Surprise and Delight
I spent the entire day walking around with the biggest smile on my face. I was present to myself, the people around me, and the nature whose beauty was astounding every single sense I possess. I was teeming with awareness and eager to see how I would be surprised and delighted by my interactions with strangers.
I leaned down to sniff a purple hyacinth and take a deeper wash of her perfume. My nose met another woman who was doing the same and we giggled at each other. We talked about the stunning aroma of this flower. And then this woman remarked with a tone of sadness, “They are my favorite flower, but no one gave me one for Easter.” I lovingly asked, “Why don’t you be your own best friend and buy one for yourself?” She looked at me with genuine surprise. It’s like the thought never occurred to her. And once it did, she smiled in a way that made me think a little part of her is going to be a different woman now.
We do not need someone else to fill us up. It is okay to take up space; to have needs; to to know what we want and to give ourselves permission to have it. Put your own oxygen mask on first!
I loved it when my ears heard the proclamation of a small girl exclaim, “Mommy, Mommy, please take pictures of all of these pretty flowers for me. I want to draw them when we get home!” Ah, yes!! Thank you, little one, for reminding me to see these flowers with beginner’s eyes and to remember how much, I, too, used to like to draw flowers as a child. Get out that sketch book this week, Heather.
Ah, and then the turtles.
I stood on a bridge that crossed the hourglass lake and watched with such delight as two turtles spun and clumsily fell — repeatedly! — off a log while sunbathing. A collection of people had stopped to laugh and enjoy this together. One man in his thirties said, “I don’t think I’ve ever enjoyed watching anything more than this. I could stay here all day.” There was an affirmation from this group of strangers gathered on the bridge. We resonated with his truth and the gift that comes from such simple pleasures in nature. For at least that moment, none of us were fretting about the state of our nation. And in the sharing of this experience, our hearts felt connected.
I was reconnected with my child-like wonder at every turn — from the orchid room to the new bonsai exhibit, the string quartet playing in the conservatory, or the explosion of color and smells everywhere.
And then there was the meal. Oh my soul. While every course was insanely delicious, it was the dessert that had all the surprise and delight: a peanut butter and caramel mousse that was served inside a chocolate egg on an edible nest of sugary straw sticks. Friends, this decadence was so worth the splurge. And fun, fun, fun!









And so, yes, while my absolute favorite thing would have been to have my beloved with me on this beautiful day, I have really grown to understand what is so special about occasionally putting in the same effort to plan a date for and with only me.
I hope in my sharing, you find encouragement to do the same. Go love on your beautiful self!

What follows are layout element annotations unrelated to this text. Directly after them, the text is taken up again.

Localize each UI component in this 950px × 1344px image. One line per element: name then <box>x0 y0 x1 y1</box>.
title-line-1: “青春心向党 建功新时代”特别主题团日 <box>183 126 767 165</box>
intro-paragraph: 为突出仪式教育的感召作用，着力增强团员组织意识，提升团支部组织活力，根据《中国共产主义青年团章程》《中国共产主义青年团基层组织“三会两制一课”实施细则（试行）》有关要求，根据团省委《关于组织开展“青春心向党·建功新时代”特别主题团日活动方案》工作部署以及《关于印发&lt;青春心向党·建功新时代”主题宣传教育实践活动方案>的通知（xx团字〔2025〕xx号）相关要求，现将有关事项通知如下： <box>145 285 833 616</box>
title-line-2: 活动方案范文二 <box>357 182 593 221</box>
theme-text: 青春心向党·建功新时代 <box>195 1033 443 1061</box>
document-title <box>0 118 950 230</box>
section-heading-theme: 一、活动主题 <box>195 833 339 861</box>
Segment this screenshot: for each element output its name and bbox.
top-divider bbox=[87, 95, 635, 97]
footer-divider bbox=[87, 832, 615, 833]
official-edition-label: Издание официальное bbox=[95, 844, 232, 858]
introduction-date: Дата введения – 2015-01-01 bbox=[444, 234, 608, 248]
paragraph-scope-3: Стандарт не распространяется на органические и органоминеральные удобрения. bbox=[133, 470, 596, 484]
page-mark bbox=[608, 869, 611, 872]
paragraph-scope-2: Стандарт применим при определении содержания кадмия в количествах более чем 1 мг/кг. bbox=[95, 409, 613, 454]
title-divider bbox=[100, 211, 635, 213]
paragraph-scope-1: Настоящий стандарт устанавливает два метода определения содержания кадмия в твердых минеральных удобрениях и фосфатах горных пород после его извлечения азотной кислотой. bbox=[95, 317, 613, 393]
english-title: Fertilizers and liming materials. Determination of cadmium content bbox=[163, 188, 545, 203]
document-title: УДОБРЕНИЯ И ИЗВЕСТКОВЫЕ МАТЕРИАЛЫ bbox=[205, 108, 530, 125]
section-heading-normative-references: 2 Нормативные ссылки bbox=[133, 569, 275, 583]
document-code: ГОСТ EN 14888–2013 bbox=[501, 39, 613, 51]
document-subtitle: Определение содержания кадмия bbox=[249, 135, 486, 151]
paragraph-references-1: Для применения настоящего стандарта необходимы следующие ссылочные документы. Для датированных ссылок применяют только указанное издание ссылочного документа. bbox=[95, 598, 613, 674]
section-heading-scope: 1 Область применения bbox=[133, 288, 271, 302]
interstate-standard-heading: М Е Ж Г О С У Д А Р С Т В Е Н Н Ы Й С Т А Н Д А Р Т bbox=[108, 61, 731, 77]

On Saturday, I talked with several people at an organized protest in Bel Air who, like me, do not accept the sickening MAGA performance of Andy Harris. Your name came up, along with appreciation for your campaign and regret that it didn't succeed in unseating the despicable Harris. I wish we could all do more to elect qualified, sane people. <3
This post resonated with me. I’ve always enjoyed having some time for myself, to explore or to visit one of my happy places. Going to Longwood Gardens on my own is one of my favorite things to do! It’s beautiful and peaceful. Where did you see the turtles, though?